According to Relyea, downtown business owners are telling city leaders they need help. They’re tired of people sleeping in the doorways of their buildings, lighting fires in their alcoves, and having to clean up after those who leave behind stolen bicycles, trash, feces and drug paraphernalia such as used needles.
That, and a rise in antisocial behavior and unseemly loitering, is making some people who visit and work in downtown Bellingham feel unsafe.
Relyea reports that Bellingham residents reported feeling less safe when walking alone downtown during the day and night than previously, according to a recent survey of residents’ views about issues facing the community. The March 12 deadly shooting in downtown also raised a great deal of concern about safety downtown.
According to Relyea, Bellingham Police Department statistics showed a nearly 2.5 percent increase in overall incidents from 2013 and 2016 in downtown – going from 3,688 to 3,778 responses that were both criminal and non-criminal in nature. For 2016 alone, 53 percent of the incidents police responded to in the downtown were non-criminal in nature.
Criminal incidents would be arrestable offenses such as assaults, robbery and rape. Non-criminal could include responding to people with mental problems, someone violating the sitting and lying ordinance, or someone who was drunk.
Relyea reports that business owners want to help those who want to be helped. This means opening a bigger shelter for the homeless, getting them into housing, finding them jobs and helping people struggling with mental health and addiction.
Bellingham Mayor Kelli Linville said prevention was important to her, and the city spends up to $450,000 a year toward such efforts, including for the Homeless Outreach Team, community paramedic and intensive case management.
An upcoming project called Whatcom GRACE (for Ground-Level Response and Coordinated Engagement) also could help, by reaching out to those being called “familiar faces” – people who tend to fall through the cracks over and over, and who have a number of needs such as housing, behavioral health and substance abuse. They’re also the ones who come into contact with a number of organizations.
Apparently, police believe it’s a safety issue to not have people blocking sidewalks where there are pedestrians. However, the ACLU and homeless advocates said such laws target people who are visibly poor and homeless, and could be unconstitutional.

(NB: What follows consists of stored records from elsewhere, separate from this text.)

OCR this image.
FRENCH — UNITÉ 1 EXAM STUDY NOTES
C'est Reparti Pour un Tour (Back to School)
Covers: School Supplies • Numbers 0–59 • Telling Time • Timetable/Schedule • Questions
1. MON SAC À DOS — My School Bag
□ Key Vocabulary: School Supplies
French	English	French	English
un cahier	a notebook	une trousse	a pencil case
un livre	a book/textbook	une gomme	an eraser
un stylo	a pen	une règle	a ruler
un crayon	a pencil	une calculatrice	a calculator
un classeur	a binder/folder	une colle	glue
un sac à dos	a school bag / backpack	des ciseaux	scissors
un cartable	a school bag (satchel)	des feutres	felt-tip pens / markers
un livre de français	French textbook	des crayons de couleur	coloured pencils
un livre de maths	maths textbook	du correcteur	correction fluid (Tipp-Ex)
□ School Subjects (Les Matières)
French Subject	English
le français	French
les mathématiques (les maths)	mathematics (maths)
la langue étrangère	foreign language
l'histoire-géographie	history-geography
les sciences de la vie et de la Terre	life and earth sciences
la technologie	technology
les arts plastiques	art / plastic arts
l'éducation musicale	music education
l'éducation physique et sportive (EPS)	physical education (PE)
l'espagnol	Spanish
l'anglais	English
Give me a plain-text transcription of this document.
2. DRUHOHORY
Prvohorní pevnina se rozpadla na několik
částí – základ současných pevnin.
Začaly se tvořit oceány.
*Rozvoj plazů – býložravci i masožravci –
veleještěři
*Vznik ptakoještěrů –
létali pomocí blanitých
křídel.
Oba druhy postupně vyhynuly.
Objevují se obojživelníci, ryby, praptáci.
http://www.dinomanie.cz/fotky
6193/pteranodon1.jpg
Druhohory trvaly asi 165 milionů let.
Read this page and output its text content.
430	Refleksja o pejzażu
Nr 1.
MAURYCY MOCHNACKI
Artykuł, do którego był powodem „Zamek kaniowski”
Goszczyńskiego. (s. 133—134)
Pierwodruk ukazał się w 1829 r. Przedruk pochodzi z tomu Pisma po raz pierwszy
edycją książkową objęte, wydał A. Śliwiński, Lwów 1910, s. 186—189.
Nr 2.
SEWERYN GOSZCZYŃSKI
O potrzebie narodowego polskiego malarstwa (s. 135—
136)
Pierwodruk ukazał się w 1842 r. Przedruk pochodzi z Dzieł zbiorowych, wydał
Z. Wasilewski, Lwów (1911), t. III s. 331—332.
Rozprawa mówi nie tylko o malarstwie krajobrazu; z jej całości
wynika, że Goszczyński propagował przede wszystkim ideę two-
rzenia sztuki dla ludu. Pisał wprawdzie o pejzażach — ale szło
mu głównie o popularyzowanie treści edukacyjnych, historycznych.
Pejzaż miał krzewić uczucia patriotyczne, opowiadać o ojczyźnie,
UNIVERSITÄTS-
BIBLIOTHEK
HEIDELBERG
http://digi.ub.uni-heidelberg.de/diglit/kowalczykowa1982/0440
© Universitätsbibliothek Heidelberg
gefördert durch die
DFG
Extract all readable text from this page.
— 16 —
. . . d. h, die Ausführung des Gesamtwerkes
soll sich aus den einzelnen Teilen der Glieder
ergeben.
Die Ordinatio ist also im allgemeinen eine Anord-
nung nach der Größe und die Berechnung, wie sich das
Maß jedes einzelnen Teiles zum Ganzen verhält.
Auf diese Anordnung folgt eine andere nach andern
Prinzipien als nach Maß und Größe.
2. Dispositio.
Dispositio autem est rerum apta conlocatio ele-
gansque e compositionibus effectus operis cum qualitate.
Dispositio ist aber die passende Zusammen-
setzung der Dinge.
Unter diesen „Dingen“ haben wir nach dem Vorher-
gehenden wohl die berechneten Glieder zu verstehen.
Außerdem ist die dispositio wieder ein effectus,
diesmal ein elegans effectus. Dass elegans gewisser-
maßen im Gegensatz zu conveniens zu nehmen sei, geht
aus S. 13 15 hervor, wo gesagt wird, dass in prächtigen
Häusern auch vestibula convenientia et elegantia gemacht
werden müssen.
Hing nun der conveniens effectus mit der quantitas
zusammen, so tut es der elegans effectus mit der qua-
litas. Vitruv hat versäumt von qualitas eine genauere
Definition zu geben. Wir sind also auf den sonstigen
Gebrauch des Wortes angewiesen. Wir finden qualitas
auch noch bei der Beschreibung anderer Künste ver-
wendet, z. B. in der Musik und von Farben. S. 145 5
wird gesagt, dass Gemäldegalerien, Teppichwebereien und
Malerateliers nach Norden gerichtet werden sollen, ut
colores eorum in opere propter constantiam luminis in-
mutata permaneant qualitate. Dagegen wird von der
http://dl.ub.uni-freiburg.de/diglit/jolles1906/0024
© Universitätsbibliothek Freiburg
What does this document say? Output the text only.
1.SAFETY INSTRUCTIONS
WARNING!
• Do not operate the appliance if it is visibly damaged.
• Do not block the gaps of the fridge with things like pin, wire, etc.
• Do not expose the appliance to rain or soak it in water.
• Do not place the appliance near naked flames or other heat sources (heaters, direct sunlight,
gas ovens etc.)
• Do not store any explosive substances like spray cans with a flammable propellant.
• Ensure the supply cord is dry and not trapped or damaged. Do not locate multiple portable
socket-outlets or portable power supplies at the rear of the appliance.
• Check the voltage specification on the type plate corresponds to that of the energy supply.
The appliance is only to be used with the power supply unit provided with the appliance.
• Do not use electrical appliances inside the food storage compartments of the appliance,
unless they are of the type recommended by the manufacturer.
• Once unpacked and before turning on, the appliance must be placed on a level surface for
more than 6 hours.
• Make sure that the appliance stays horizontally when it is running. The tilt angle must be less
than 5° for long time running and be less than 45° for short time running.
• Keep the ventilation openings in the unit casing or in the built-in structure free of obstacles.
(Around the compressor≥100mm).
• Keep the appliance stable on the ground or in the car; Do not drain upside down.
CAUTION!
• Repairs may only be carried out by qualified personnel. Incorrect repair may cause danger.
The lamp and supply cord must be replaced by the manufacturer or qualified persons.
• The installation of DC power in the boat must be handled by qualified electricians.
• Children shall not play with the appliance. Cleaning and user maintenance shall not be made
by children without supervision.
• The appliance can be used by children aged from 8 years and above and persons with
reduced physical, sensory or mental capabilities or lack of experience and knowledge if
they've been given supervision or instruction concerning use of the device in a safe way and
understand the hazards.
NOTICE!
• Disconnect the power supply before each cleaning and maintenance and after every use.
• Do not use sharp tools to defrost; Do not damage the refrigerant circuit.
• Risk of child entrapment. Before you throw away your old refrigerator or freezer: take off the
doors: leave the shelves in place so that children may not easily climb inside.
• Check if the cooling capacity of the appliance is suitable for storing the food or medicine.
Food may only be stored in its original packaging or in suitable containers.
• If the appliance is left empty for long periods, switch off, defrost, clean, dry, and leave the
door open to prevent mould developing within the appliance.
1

“For some people, including myself, restricting and limiting people from sitting down is not a well-aimed tool. For one thing, sitting down is sometimes a perfectly fine and normal thing to do. In addition, our police tell me it is difficult to enforce and easy to avoid,” he said.
“For example, people can move just a little distance, such as where the alleyway or a driveway cuts through, and then they are technically not in violation because it is not a ‘sidewalk’ under the definition,” Lilliquist added. “It seems like a lot of work, and some hostility, to get at something that is not the heart of the problem.”
First, don’t criminalize homelessness. That’s not the answer, and only leads to violating people’s constitutional rights. Second, if anything, divert more resources to addressing mental health and substance abuse.